GM Crops, Supermarkets & Time

The last week has been a bit of blur really, I’ve been chained to the computer trying to get some work finished before a deadline and it’s looking like I might just do it. Not certain yet, but fingers crossed.

We have popped down a few times, since Val has been busy in the garden producing compost materials for me. I think flowery things are great for the compost heap!

What is really frustrating is the weather has been reasonable. I’m convinced it will pour down when I’ve got time to get serious on the winter tasks.

Just to add to the fun the website has been having a rough time. The chat forums decided to really play up, rewarding posters with strange error messages and just not appearing at times.

Luckily the hosting company are excellent and sorted it out. Not only did they analyse and resolve issues on their side of things but even changed settings on my side of things, which appears to have improved performance. Nobody can promise that things will never go wrong, it’s how they react when they do that defines the quality of a service provider.

I tend to work with the radio on in the background and a couple of news stories have caught my attention.

GM Crops

I suppose it is too much to hope that this would go away. It’s a technology that the vast majority of people don’t want in the UK and the rest of Europe but having spent a fortune developing these crops, the US companies are determined we will have them. Of course our government is supporting the idea in Europe, probably under pressure from the White House.

There really is a huge difference between conventional breeding and genetic modification. Conventional breeding is about selecting the best from any particular crop and breeding from that stock for the characteristics you want. This has brought us club root resistant brassicas and blight resistant potatoes. The good news is that there are more in the pipeline, by the way.
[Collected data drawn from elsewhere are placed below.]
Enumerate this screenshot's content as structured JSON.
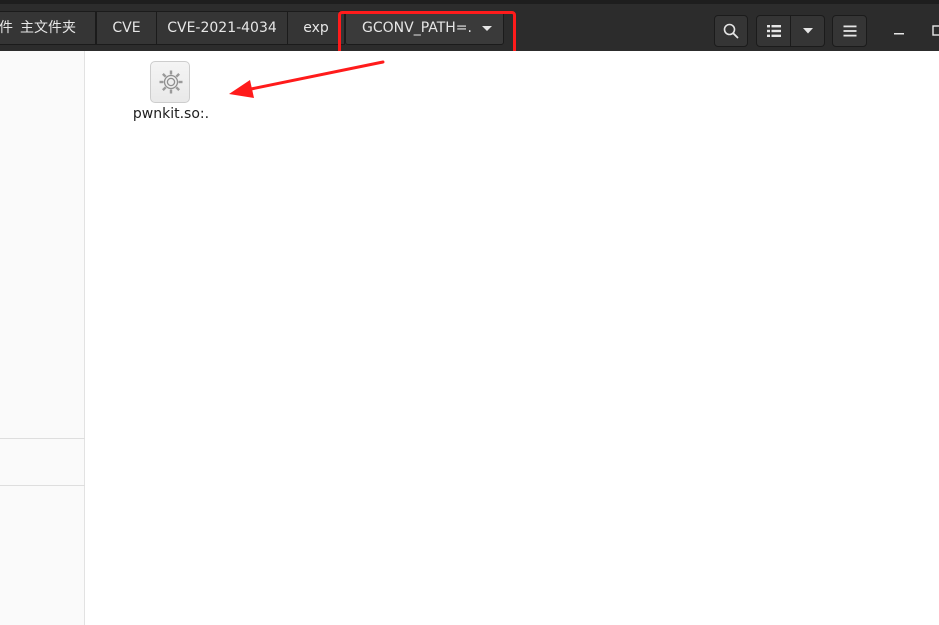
{
  "breadcrumb": {
    "partial_fragment": "件",
    "home_label": "主文件夹",
    "items": [
      "CVE",
      "CVE-2021-4034",
      "exp"
    ],
    "current": "GCONV_PATH=."
  },
  "files": [
    {
      "name": "pwnkit.so:.",
      "icon": "gear-icon"
    }
  ],
  "colors": {
    "header_bg": "#2c2c2c",
    "annotation_red": "#ff1b1b"
  }
}
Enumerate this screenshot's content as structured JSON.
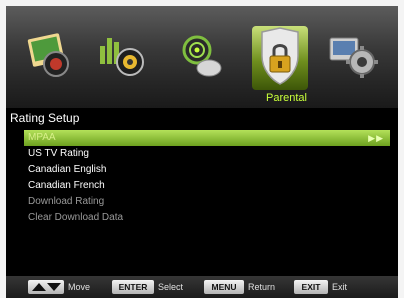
{
  "section_label": "Parental",
  "heading": "Rating Setup",
  "menu": {
    "items": [
      {
        "label": "MPAA",
        "state": "selected"
      },
      {
        "label": "US TV Rating",
        "state": "normal"
      },
      {
        "label": "Canadian English",
        "state": "normal"
      },
      {
        "label": "Canadian French",
        "state": "normal"
      },
      {
        "label": "Download Rating",
        "state": "disabled"
      },
      {
        "label": "Clear Download Data",
        "state": "disabled"
      }
    ]
  },
  "top_icons": [
    "picture-icon",
    "sound-icon",
    "channel-icon",
    "parental-lock-icon",
    "setup-gear-icon"
  ],
  "footer": {
    "move": {
      "key": "up-down-arrows",
      "label": "Move"
    },
    "select": {
      "key": "ENTER",
      "label": "Select"
    },
    "return": {
      "key": "MENU",
      "label": "Return"
    },
    "exit": {
      "key": "EXIT",
      "label": "Exit"
    }
  },
  "colors": {
    "accent": "#8ec63f",
    "highlight_text": "#c8ff3a",
    "background": "#000000"
  }
}
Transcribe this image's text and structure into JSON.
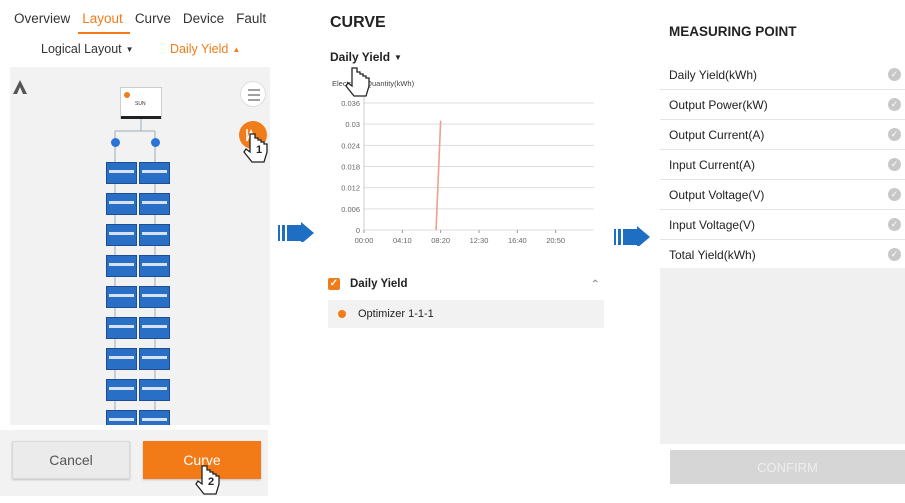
{
  "layout_screen": {
    "tabs": [
      {
        "label": "Overview",
        "active": false
      },
      {
        "label": "Layout",
        "active": true
      },
      {
        "label": "Curve",
        "active": false
      },
      {
        "label": "Device",
        "active": false
      },
      {
        "label": "Fault",
        "active": false
      }
    ],
    "left_dropdown": "Logical Layout",
    "right_dropdown": "Daily Yield",
    "device_label": "SUN",
    "cancel_label": "Cancel",
    "curve_label": "Curve",
    "step1": "1",
    "step2": "2"
  },
  "curve_screen": {
    "title": "CURVE",
    "selector": "Daily Yield",
    "y_axis_label": "Electricity Quantity(kWh)",
    "legend_header": "Daily Yield",
    "legend_item": "Optimizer 1-1-1"
  },
  "measuring_screen": {
    "title": "MEASURING POINT",
    "items": [
      "Daily Yield(kWh)",
      "Output Power(kW)",
      "Output Current(A)",
      "Input Current(A)",
      "Output Voltage(V)",
      "Input Voltage(V)",
      "Total Yield(kWh)"
    ],
    "confirm_label": "CONFIRM"
  },
  "colors": {
    "accent": "#f07c1a",
    "blue": "#2a6fc6",
    "arrow": "#1e6fc4"
  },
  "chart_data": {
    "type": "line",
    "title": "",
    "ylabel": "Electricity Quantity(kWh)",
    "xlabel": "",
    "x_ticks": [
      "00:00",
      "04:10",
      "08:20",
      "12:30",
      "16:40",
      "20:50"
    ],
    "y_ticks": [
      "0",
      "0.006",
      "0.012",
      "0.018",
      "0.024",
      "0.03",
      "0.036"
    ],
    "ylim": [
      0,
      0.036
    ],
    "series": [
      {
        "name": "Optimizer 1-1-1",
        "x": [
          "07:50",
          "08:20"
        ],
        "values": [
          0,
          0.031
        ]
      }
    ]
  }
}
Genetic modification is about the direct manipulation of genes. Inserting a gene from one species into another, which is something that just cannot happen in nature. It’s an incredibly powerful technology and offers the promise of wonderful things. The objection we have is the risk. Without going into the GM argument in detail, the risks are similar to those of nuclear power. That’s a technology that produces power with little risk usually but when something does go badly wrong it’s really bad. Chernobyl.

If we could be certain that the developers of GM had spent as much effort on the safety considerations as they have on marketing I’d be heralding the new age.

Supermarkets

The other news story that grabbed me was the Competition Commission report on supermarkets. Their answer to the situation we find ourselves in where the ‘big four’ and most notably Tesco dominate the food supply chain is to have more supermarkets.

Whenever you see a new supermarket has opened creating 100 jobs, you can bet this means 150 jobs have gone in small shops.

Those small shops like the greengrocer who knew about what he sold, sourced quality locally, are becoming rare. Butchers who knew how to hang meat are being replaced with pre-packaged shelf fillers.

The concept of seasonal food has gone. You want strawberries at Christmas? We’ll fly them in from somewhere. Home growers know that seasonality, they are more in tune with nature and you don’t get many food miles clocked up walking back from the plot or up the garden.

More supermarkets? I don’t think so.